Following up on my post of some days ago on Europe’s efforts to harmonise bank capital, it dawned upon me that this harmonisation plan will probably not go well.
Today, Danièle Nouy confirmed there will be a consultation on ECB’s efforts to harmonise Options and National Discretions (ONDs) in the CRR.
Consultation, consultation, consultation.
Mind you, this if the n-th consultation on EU bank capital.
The first consultations on post-GFC bank capital rules were in 2009 and in 2010. Whatever happened with consultations one and two is unclear. The EC drafted CRDIV/CRR basically on its own. It published a first version in the summer 2011. It took two full years to agree on the final directive and regulation, which entered into force in 2014.
The Danish Compromise: protecting banks that hold shares in insurance companies.
One reason why it took so long to agree on the final texts was CRR Article 49, which exempts banks from deducting holdings in insurance companies. This exemption is a significant departure from the Basel III rules text. Obviously, the Basel Committee took notice and used the exemption to support a materially non-compliant verdict on Europe’s implementation of Basel III, thus provoking a fuming response from Michel Barnier.
At some point in 2011, the EC realized that the rule that exempts banks from deducting insurance holdings would make it look bad. The Commission feared that the world would view Europe as not being sufficiently tough on banks.
Here is where a third consultation comes into play: In 2011 the Joint Committee of European supervisory authorities (EBA, EIOPA, ESMA) launched an initiative to toughen the capital standards for banks through a back-door: via the capital rules for Financial Conglomerates (Ficod). The Joint Committee wrote a standard that would strengthen the capital requirements for Financial Conglomerates significantly, thus forcing banks that owned insurance companies to hold more capital. This standard was consulted in 2012, and I wrote about it a couple of times.
Although relevant Article 9 of the standard appears to have “bite”, I never heard anyone complaining about it. In light of today’s discussion on harmonising bank capital rules, it has probably become unenforceable or irrelevant.
Consultation number 4
Barely eighteen months after the entry into force of the CRR, the EC released a consultation on the effects of CRD IV on bank lending. The consultation invites respondents to offer suggestions for improvement. This is laudable, however, with the ECB executing its own harmonisation project, one wonders what will happen with this consultation. I dutifully submitted my answers two weeks ago, so it is early days to speculate on the outcomes.
Déjà vu all over again?
The ECB will now consult, again. However, things are not looking good. It is not only about the rift between the EBA and the ECB on whose prerogative it is to change the CRR – on which I wrote earlier.
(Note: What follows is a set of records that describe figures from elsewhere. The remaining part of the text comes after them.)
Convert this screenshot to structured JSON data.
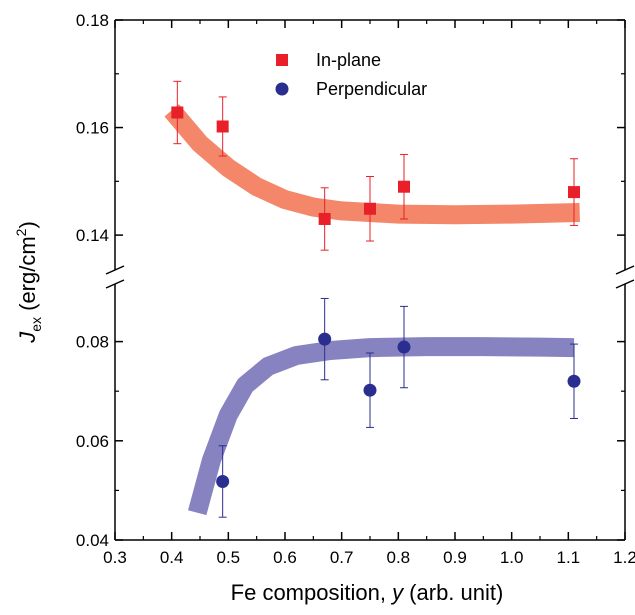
{
  "chart_data": {
    "type": "scatter",
    "title": "",
    "xlabel": "Fe composition, y (arb. unit)",
    "xlabel_parts": {
      "prefix": "Fe composition, ",
      "var": "y",
      "suffix": " (arb. unit)"
    },
    "ylabel": "J_ex (erg/cm^2)",
    "ylabel_parts": {
      "var": "J",
      "sub": "ex",
      "unit_open": " (erg/cm",
      "sup": "2",
      "unit_close": ")"
    },
    "xlim": [
      0.3,
      1.2
    ],
    "x_ticks": [
      "0.3",
      "0.4",
      "0.5",
      "0.6",
      "0.7",
      "0.8",
      "0.9",
      "1.0",
      "1.1",
      "1.2"
    ],
    "y_axis_broken": true,
    "upper_panel": {
      "ylim": [
        0.135,
        0.18
      ],
      "y_ticks": [
        "0.14",
        "0.16",
        "0.18"
      ]
    },
    "lower_panel": {
      "ylim": [
        0.04,
        0.09
      ],
      "y_ticks": [
        "0.04",
        "0.06",
        "0.08"
      ]
    },
    "legend_position": "top-center",
    "series": [
      {
        "name": "In-plane",
        "marker": "square",
        "color": "#e8202a",
        "fit_color": "#f4876a",
        "panel": "upper",
        "x": [
          0.41,
          0.49,
          0.67,
          0.75,
          0.81,
          1.11
        ],
        "y": [
          0.1628,
          0.1602,
          0.143,
          0.1449,
          0.149,
          0.148
        ],
        "err": [
          0.0058,
          0.0055,
          0.0058,
          0.006,
          0.006,
          0.0062
        ],
        "fit": [
          [
            0.4,
            0.1632
          ],
          [
            0.45,
            0.157
          ],
          [
            0.5,
            0.1525
          ],
          [
            0.55,
            0.149
          ],
          [
            0.6,
            0.1466
          ],
          [
            0.65,
            0.1452
          ],
          [
            0.7,
            0.1445
          ],
          [
            0.8,
            0.1439
          ],
          [
            0.9,
            0.1438
          ],
          [
            1.0,
            0.1439
          ],
          [
            1.12,
            0.1442
          ]
        ]
      },
      {
        "name": "Perpendicular",
        "marker": "circle",
        "color": "#2a2e8e",
        "fit_color": "#8783c0",
        "panel": "lower",
        "x": [
          0.49,
          0.67,
          0.75,
          0.81,
          1.11
        ],
        "y": [
          0.0518,
          0.0805,
          0.0702,
          0.0789,
          0.072
        ],
        "err": [
          0.0072,
          0.0082,
          0.0075,
          0.0082,
          0.0075
        ],
        "fit": [
          [
            0.445,
            0.0455
          ],
          [
            0.47,
            0.056
          ],
          [
            0.5,
            0.0652
          ],
          [
            0.53,
            0.0712
          ],
          [
            0.57,
            0.075
          ],
          [
            0.62,
            0.0772
          ],
          [
            0.68,
            0.0782
          ],
          [
            0.75,
            0.0788
          ],
          [
            0.85,
            0.079
          ],
          [
            0.95,
            0.079
          ],
          [
            1.05,
            0.0789
          ],
          [
            1.11,
            0.0788
          ]
        ]
      }
    ]
  }
}
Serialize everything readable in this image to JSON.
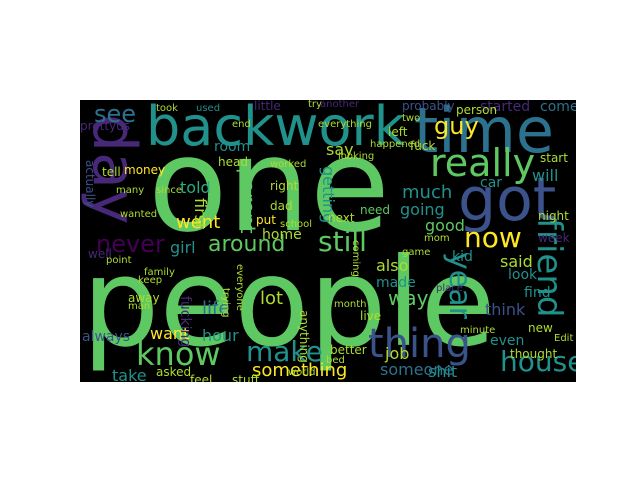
{
  "cloud": {
    "background": "#000000",
    "palette": [
      "#5ec962",
      "#3b528b",
      "#21918c",
      "#2c728e",
      "#440154",
      "#fde725",
      "#27ad81",
      "#482878",
      "#addc30"
    ],
    "words": {
      "one": "one",
      "people": "people",
      "time": "time",
      "backwork": "backwork",
      "day": "day",
      "got": "got",
      "know": "know",
      "thing": "thing",
      "really": "really",
      "friend": "friend",
      "make": "make",
      "around": "around",
      "still": "still",
      "house": "house",
      "now": "now",
      "year": "year",
      "never": "never",
      "see": "see",
      "guy": "guy",
      "want": "want",
      "something": "something",
      "parent": "parent",
      "told": "told",
      "went": "went",
      "good": "good",
      "much": "much",
      "going": "going",
      "getting": "getting",
      "say": "say",
      "life": "life",
      "lot": "lot",
      "way": "way",
      "think": "think",
      "also": "also",
      "take": "take",
      "home": "home",
      "car": "car",
      "made": "made",
      "even": "even",
      "job": "job",
      "said": "said",
      "will": "will",
      "start": "start",
      "started": "started",
      "come": "come",
      "night": "night",
      "hour": "hour",
      "girl": "girl",
      "kid": "kid",
      "always": "always",
      "first": "first",
      "room": "room",
      "shit": "shit",
      "someone": "someone",
      "look": "look",
      "find": "find",
      "money": "money",
      "dad": "dad",
      "actually": "actually",
      "well": "well",
      "put": "put",
      "week": "week",
      "anything": "anything",
      "fucking": "fucking",
      "need": "need",
      "little": "little",
      "prettyus": "prettyus",
      "probably": "probably",
      "left": "left",
      "tell": "tell",
      "head": "head",
      "right": "right",
      "took": "took",
      "used": "used",
      "many": "many",
      "since": "since",
      "keep": "keep",
      "away": "away",
      "family": "family",
      "person": "person",
      "another": "another",
      "fuck": "fuck",
      "looking": "looking",
      "everything": "everything",
      "worked": "worked",
      "school": "school",
      "game": "game",
      "place": "place",
      "thought": "thought",
      "Edit": "Edit",
      "new": "new",
      "minute": "minute",
      "month": "month",
      "live": "live",
      "better": "better",
      "stuff": "stuff",
      "feel": "feel",
      "asked": "asked",
      "man": "man",
      "everyone": "everyone",
      "world": "world",
      "bed": "bed",
      "end": "end",
      "two": "two",
      "try": "try",
      "wanted": "wanted",
      "point": "point",
      "happened": "happened",
      "mom": "mom",
      "next": "next",
      "trying": "trying",
      "coming": "coming"
    }
  }
}
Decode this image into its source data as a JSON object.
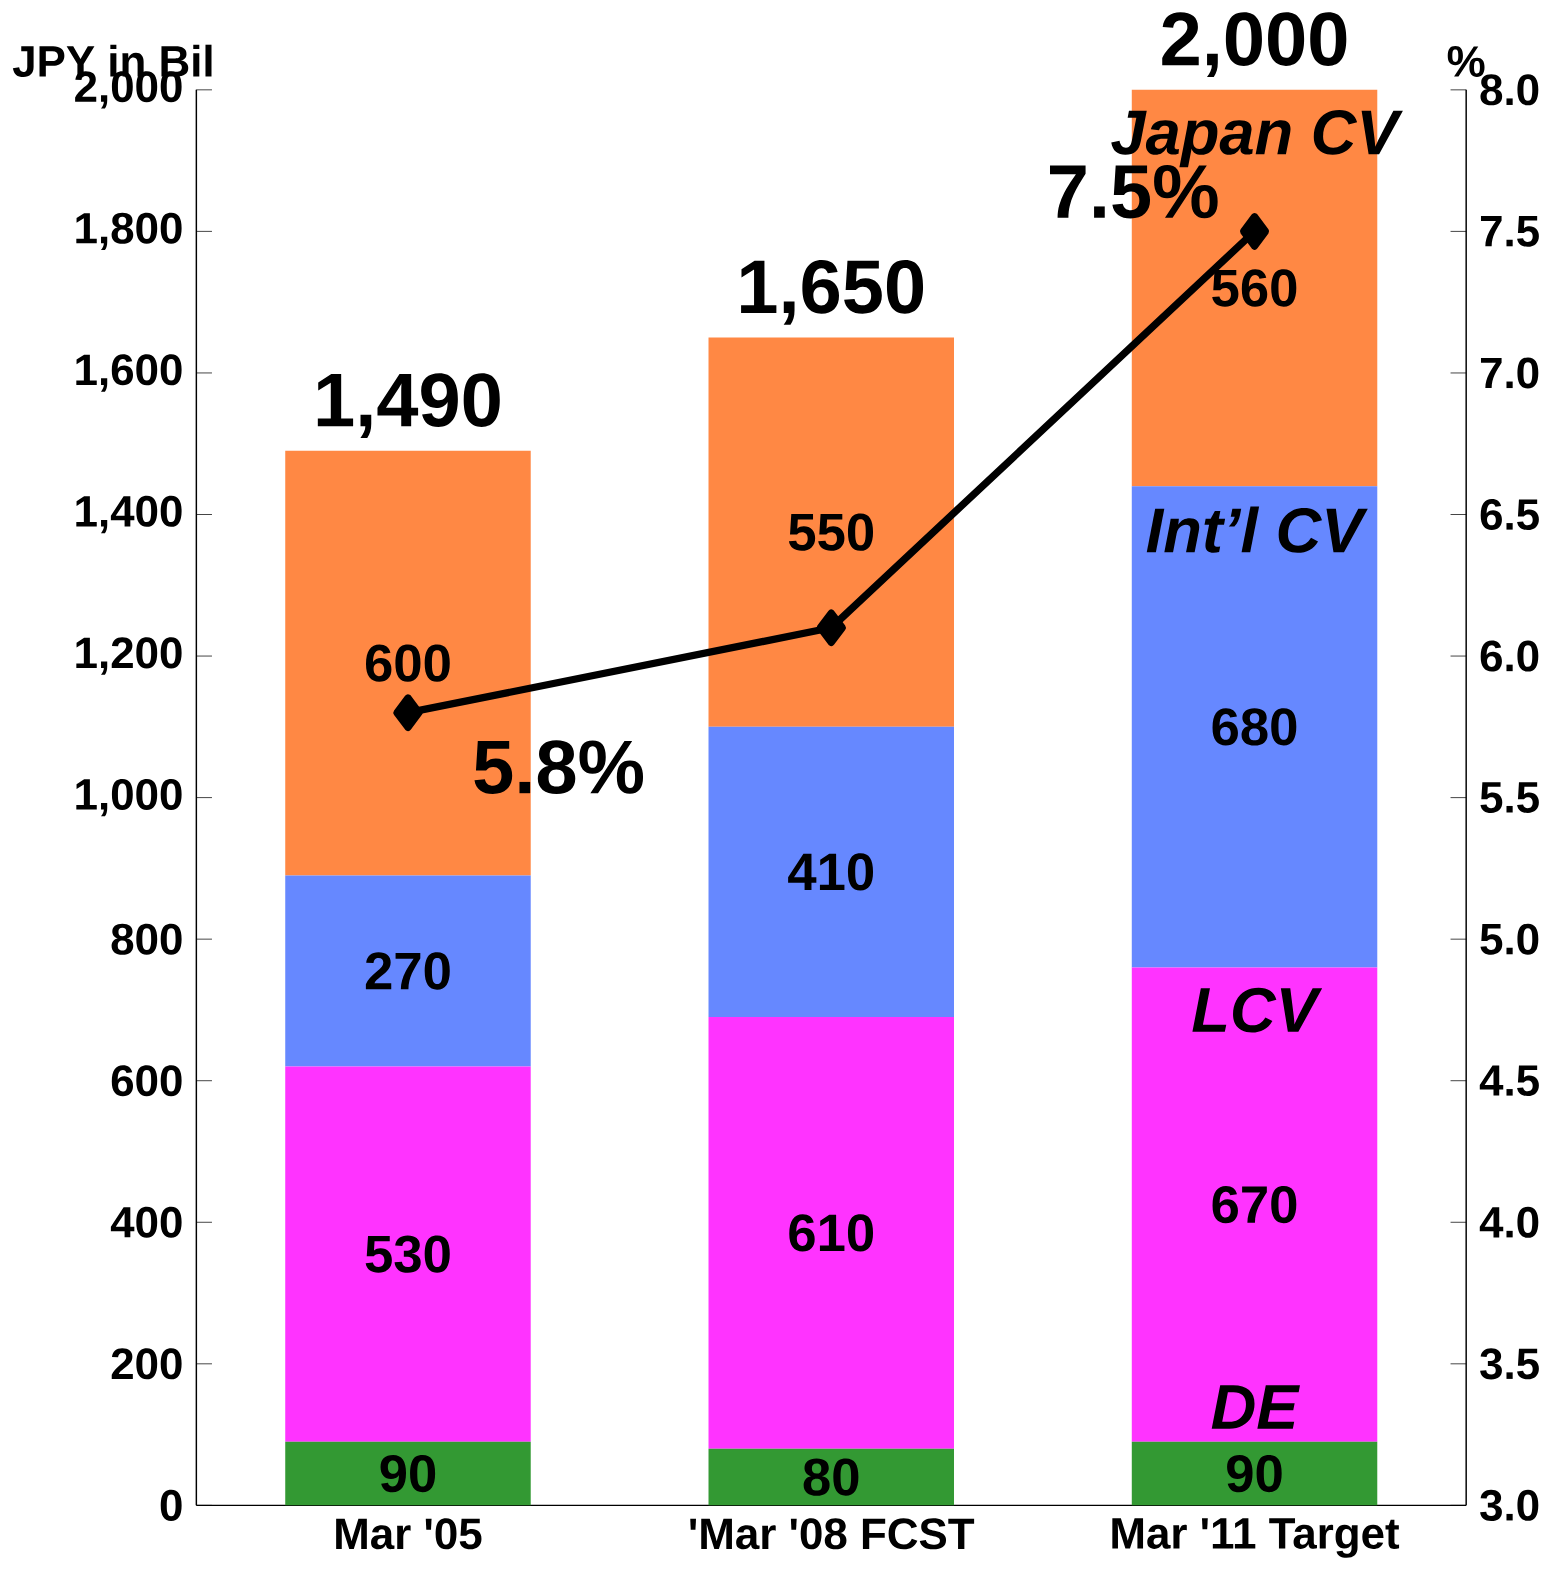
{
  "chart_data": {
    "type": "bar",
    "stacked": true,
    "ylabel": "JPY in Bil",
    "y2label": "%",
    "categories": [
      "Mar '05",
      "'Mar '08 FCST",
      "Mar '11 Target"
    ],
    "series": [
      {
        "name": "DE",
        "color": "#339933",
        "values": [
          90,
          80,
          90
        ]
      },
      {
        "name": "LCV",
        "color": "#ff33ff",
        "values": [
          530,
          610,
          670
        ]
      },
      {
        "name": "Int’l CV",
        "color": "#6688ff",
        "values": [
          270,
          410,
          680
        ]
      },
      {
        "name": "Japan CV",
        "color": "#ff8844",
        "values": [
          600,
          550,
          560
        ]
      },
      {
        "type": "line",
        "axis": "y2",
        "color": "#000000",
        "marker": "diamond",
        "values": [
          5.8,
          6.1,
          7.5
        ],
        "value_labels": [
          "5.8%",
          null,
          "7.5%"
        ]
      }
    ],
    "ylim": [
      0,
      2000
    ],
    "yticks": [
      0,
      200,
      400,
      600,
      800,
      {
        "value": 1000,
        "label": "1,000"
      },
      {
        "value": 1200,
        "label": "1,200"
      },
      {
        "value": 1400,
        "label": "1,400"
      },
      {
        "value": 1600,
        "label": "1,600"
      },
      {
        "value": 1800,
        "label": "1,800"
      },
      {
        "value": 2000,
        "label": "2,000"
      }
    ],
    "y2lim": [
      3,
      8
    ],
    "y2ticks": [
      {
        "value": 3,
        "label": "3.0"
      },
      {
        "value": 3.5,
        "label": "3.5"
      },
      {
        "value": 4,
        "label": "4.0"
      },
      {
        "value": 4.5,
        "label": "4.5"
      },
      {
        "value": 5,
        "label": "5.0"
      },
      {
        "value": 5.5,
        "label": "5.5"
      },
      {
        "value": 6,
        "label": "6.0"
      },
      {
        "value": 6.5,
        "label": "6.5"
      },
      {
        "value": 7,
        "label": "7.0"
      },
      {
        "value": 7.5,
        "label": "7.5"
      },
      {
        "value": 8,
        "label": "8.0"
      }
    ],
    "data_labels": true,
    "totals": [
      "1,490",
      "1,650",
      "2,000"
    ]
  }
}
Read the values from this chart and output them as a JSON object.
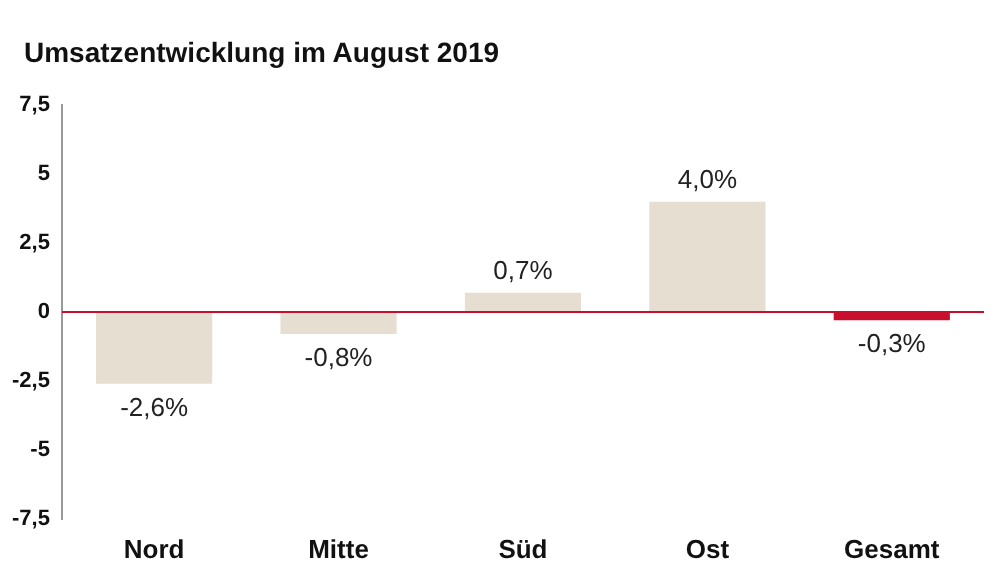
{
  "chart_data": {
    "type": "bar",
    "title": "Umsatzentwicklung im August 2019",
    "categories": [
      "Nord",
      "Mitte",
      "Süd",
      "Ost",
      "Gesamt"
    ],
    "values": [
      -2.6,
      -0.8,
      0.7,
      4.0,
      -0.3
    ],
    "colors": [
      "#e6dfd1",
      "#e6dfd1",
      "#e6dfd1",
      "#e6dfd1",
      "#c8102e"
    ],
    "value_labels": [
      "-2,6%",
      "-0,8%",
      "0,7%",
      "4,0%",
      "-0,3%"
    ],
    "ylim": [
      -7.5,
      7.5
    ],
    "yticks": [
      {
        "value": 7.5,
        "label": "7,5"
      },
      {
        "value": 5,
        "label": "5"
      },
      {
        "value": 2.5,
        "label": "2,5"
      },
      {
        "value": 0,
        "label": "0"
      },
      {
        "value": -2.5,
        "label": "-2,5"
      },
      {
        "value": -5,
        "label": "-5"
      },
      {
        "value": -7.5,
        "label": "-7,5"
      }
    ],
    "ref_lines": [
      {
        "axis": "y",
        "value": 0,
        "color": "#c8102e"
      }
    ],
    "grid": false,
    "legend": false
  }
}
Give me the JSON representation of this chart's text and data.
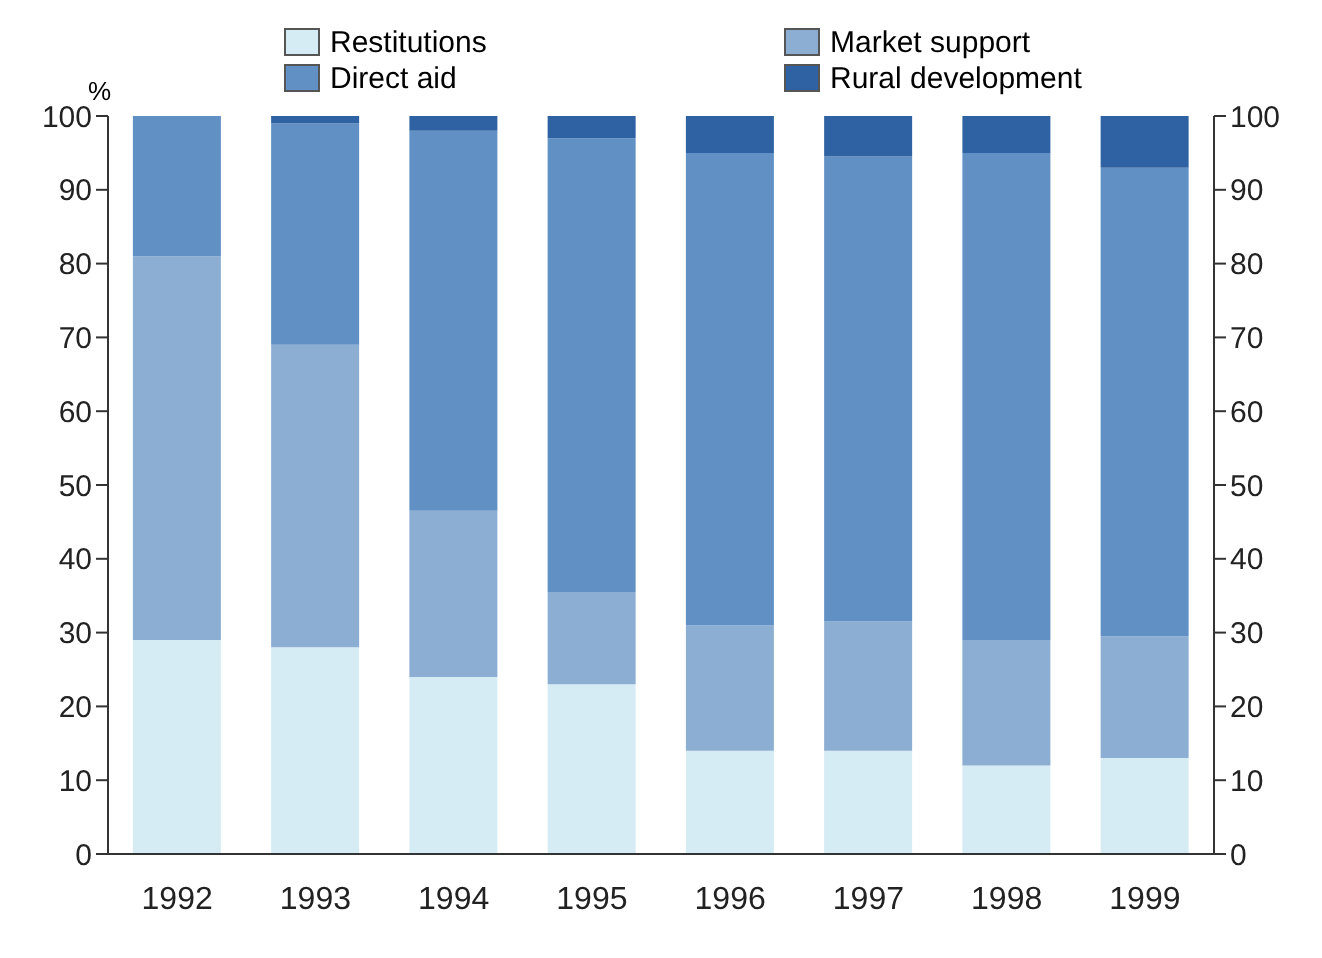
{
  "chart_data": {
    "type": "bar",
    "stacked": true,
    "ylabel": "%",
    "categories": [
      "1992",
      "1993",
      "1994",
      "1995",
      "1996",
      "1997",
      "1998",
      "1999"
    ],
    "series": [
      {
        "name": "Restitutions",
        "color": "#d6ecf4",
        "values": [
          29,
          28,
          24,
          23,
          14,
          14,
          12,
          13
        ]
      },
      {
        "name": "Market support",
        "color": "#8caed2",
        "values": [
          52,
          41,
          22.5,
          12.5,
          17,
          17.5,
          17,
          16.5
        ]
      },
      {
        "name": "Direct aid",
        "color": "#6090c4",
        "values": [
          19,
          30,
          51.5,
          61.5,
          64,
          63,
          66,
          63.5
        ]
      },
      {
        "name": "Rural development",
        "color": "#2f62a2",
        "values": [
          0,
          1,
          2,
          3,
          5,
          5.5,
          5,
          7
        ]
      }
    ],
    "ylim": [
      0,
      100
    ],
    "yticks": [
      0,
      10,
      20,
      30,
      40,
      50,
      60,
      70,
      80,
      90,
      100
    ],
    "y2lim": [
      0,
      100
    ],
    "y2ticks": [
      0,
      10,
      20,
      30,
      40,
      50,
      60,
      70,
      80,
      90,
      100
    ],
    "legend": "top",
    "grid": false
  }
}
More importantly is that it is Déjà vu all over again, as Danièle Nouy confirmed yesterday: “Regarding the so-called Danish compromise… we were very split, almost 50/50, but one camp was a little bit more than 50, the camp that wanted to keep it, so for the time being it’s still there” she said.
Here you have it: with softening attitudes toward banks, and banks meeting Basel III capital requirements years ahead of schedule, why would the ECB succeed where EBA, EIOPA, ESMA, EC, and the European Parliament failed only two years ago?